Kenneth Rochel de Camargo Jr.

O tema deste número, Sexualidade, Ciência e Profissão, é apresentado por seus organizadores, Jane Russo, Sérgio Carrara e Fabíola Rohden, após este texto. A reflexão sobre a produção científica sobre a sexualidade, numa conjuntura em que se cruzam, por um lado, tentativas de controle numa perspectiva medicalizada (reforçada após a emergência da epidemia de HIV/Aids), e por outro, o estímulo ao exercício de uma sexualidade reduzida à performance, amparada em fármacos focalizados nesta dimensão (e, portanto, também medicalizada), é um tema de enorme relevância, explorado de forma abrangente e criativa nos artigos respectivos.

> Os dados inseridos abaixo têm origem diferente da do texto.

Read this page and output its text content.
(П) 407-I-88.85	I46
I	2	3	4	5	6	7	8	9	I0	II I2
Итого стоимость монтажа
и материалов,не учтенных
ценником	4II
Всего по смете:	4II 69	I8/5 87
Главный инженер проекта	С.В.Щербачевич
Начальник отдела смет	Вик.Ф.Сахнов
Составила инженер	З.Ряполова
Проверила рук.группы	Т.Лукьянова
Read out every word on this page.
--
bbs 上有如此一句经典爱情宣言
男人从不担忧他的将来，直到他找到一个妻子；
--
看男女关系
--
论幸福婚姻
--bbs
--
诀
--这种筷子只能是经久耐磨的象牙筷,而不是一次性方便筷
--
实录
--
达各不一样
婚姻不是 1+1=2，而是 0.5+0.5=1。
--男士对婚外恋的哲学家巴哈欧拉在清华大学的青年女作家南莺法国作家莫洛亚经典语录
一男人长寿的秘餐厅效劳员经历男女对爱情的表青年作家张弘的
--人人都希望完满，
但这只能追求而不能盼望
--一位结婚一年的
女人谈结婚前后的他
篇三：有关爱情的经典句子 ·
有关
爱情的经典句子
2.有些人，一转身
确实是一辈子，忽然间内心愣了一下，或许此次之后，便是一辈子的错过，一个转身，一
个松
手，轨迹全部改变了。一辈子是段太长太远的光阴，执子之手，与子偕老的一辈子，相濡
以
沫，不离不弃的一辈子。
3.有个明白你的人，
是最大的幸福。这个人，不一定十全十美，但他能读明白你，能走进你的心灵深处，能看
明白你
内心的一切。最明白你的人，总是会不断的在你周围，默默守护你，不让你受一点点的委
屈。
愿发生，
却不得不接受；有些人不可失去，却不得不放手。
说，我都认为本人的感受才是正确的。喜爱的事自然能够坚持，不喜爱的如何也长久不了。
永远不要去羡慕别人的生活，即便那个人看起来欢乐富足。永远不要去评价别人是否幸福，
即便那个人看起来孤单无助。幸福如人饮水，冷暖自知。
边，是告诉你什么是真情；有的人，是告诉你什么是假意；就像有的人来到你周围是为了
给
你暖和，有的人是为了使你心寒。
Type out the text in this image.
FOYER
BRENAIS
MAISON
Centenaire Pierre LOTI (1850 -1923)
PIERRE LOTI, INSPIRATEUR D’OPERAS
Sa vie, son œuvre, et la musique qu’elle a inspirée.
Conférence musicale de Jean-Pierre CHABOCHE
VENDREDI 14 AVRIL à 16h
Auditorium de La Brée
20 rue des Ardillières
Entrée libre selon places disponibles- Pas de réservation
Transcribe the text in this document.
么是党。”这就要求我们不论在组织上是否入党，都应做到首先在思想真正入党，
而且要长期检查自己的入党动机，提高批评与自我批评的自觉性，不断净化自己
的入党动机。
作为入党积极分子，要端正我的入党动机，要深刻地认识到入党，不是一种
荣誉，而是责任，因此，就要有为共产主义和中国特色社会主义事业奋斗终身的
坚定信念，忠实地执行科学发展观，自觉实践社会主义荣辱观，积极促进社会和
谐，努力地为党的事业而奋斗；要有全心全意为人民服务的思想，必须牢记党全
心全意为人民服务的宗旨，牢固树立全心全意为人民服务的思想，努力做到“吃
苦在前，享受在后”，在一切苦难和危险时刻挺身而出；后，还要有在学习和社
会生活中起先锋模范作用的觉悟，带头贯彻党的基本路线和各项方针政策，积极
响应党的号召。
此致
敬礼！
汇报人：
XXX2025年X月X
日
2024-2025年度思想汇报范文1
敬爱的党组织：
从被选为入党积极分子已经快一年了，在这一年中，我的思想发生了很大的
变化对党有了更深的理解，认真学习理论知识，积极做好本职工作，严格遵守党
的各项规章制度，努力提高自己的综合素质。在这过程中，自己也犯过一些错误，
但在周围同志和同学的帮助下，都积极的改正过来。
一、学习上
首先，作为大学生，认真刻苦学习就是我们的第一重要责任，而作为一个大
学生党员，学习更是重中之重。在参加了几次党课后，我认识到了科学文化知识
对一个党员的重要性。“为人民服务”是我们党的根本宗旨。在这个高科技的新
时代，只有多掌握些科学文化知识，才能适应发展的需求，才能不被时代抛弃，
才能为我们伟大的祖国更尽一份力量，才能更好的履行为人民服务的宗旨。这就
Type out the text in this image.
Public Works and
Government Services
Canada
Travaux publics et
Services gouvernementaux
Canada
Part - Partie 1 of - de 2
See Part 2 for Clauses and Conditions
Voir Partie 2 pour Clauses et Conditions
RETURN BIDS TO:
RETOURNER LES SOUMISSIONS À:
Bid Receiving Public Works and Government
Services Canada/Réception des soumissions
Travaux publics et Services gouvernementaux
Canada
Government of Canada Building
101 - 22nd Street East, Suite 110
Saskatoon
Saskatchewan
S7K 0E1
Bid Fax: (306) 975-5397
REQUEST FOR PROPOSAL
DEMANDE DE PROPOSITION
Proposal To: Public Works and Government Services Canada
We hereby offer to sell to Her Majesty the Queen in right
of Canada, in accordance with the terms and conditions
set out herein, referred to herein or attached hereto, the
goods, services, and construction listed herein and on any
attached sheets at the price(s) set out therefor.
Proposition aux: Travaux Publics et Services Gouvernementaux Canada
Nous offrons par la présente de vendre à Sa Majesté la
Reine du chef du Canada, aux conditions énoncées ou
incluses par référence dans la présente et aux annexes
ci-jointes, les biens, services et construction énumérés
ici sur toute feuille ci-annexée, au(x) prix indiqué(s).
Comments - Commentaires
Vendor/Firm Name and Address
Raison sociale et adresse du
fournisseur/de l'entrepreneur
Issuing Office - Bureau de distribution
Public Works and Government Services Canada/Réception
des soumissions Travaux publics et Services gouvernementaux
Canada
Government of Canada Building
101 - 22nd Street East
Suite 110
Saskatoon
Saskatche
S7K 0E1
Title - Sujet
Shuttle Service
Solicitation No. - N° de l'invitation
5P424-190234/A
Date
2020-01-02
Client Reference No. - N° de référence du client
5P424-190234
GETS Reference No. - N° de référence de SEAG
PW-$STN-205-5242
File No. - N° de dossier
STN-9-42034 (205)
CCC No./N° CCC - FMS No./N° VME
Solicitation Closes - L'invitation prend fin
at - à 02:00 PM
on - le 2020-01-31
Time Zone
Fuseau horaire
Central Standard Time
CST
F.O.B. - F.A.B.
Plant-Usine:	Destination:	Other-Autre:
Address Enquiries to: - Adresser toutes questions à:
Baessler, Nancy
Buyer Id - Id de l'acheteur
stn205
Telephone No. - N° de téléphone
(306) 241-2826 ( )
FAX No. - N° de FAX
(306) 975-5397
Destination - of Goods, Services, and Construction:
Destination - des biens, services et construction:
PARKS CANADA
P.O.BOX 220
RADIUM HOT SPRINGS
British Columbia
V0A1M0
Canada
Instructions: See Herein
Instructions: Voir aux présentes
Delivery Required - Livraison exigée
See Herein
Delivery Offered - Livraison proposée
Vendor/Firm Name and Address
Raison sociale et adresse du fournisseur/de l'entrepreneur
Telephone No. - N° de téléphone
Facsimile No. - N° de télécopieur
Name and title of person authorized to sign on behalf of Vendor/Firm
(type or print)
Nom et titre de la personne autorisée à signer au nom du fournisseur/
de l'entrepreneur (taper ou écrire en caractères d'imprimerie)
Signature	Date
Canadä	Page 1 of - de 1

Nos temas livres, temos percebido uma tendência à concentração em determinados temas. Com todas as limitações inerentes a uma visão tão enviesada e impressionista, parece-nos que há de qualquer forma nessa concentração uma expressão de questões relevantes para a comunidade nacional de pesquisadores em Saúde Coletiva.

Um destes temas recorrentes é a discussão sobre a atenção primária em saúde, em especial a Estratégia de Saúde da Família. Dada a relevância desta na política nacional de saúde, não é surpresa que tantos autores se debrucem sobre o tema em seus artigos, formando quase um segundo tema, espontâneo, nesta edição. Este bloco se abre com Martins et al., que abordam as possibilidades abertas pelo PSF como espaço de desenvolvimento de modos emancipatórios de relação com os serviços de saúde. Cordeiro et al. apresentam resultados de extenso survey realizado com médicos e enfermeiros de alguns estados das regiões Norte e Nordeste, como parte de estudo nacional ligado ao Projeto de Expansão do Programa de Saúde da Família (PROESF). A análise das respostas aos questionários mostra a necessidade de processos de educação permanente para a incorporação desses profissionais ao PSF, para que de fato se garanta alcançar suas metas. Souza e Merchán-Hamann utilizaram diversas técnicas qualitativas com grupos variados de indivíduos (gestores, usuários e equipe dos serviços de saúde) ligados ao PSF nos 12 municípios pioneiros em sua implantação, constatando a persistência de obstáculos à sustentabilidade a longo prazo do programa, sobretudo no que diz respeito ao financiamento e à capacitação dos profisisionais de saúde para os desafios dessa modalidade de atenção. Fechando este bloco, Finkelsztejn et al. analisaram os dados produzidos por uma ação destinada a reduzir a demanda reprimida por atenção especializada no nível primário em Porto Alegre. Focalizando os atendimentos de neurologia, observaram que embora os profissionais de referência concordassem com a necessidade de envio a especialistas na ampla maioria dos casos (85%), a revisão dos diagnósticos formulados apontou para uma parcela considerável - 41,7% - que poderia supostamente ser resolvida no nível primário. Outro achado relevante foi a necessidade de exames complementares em metade dos casos observados.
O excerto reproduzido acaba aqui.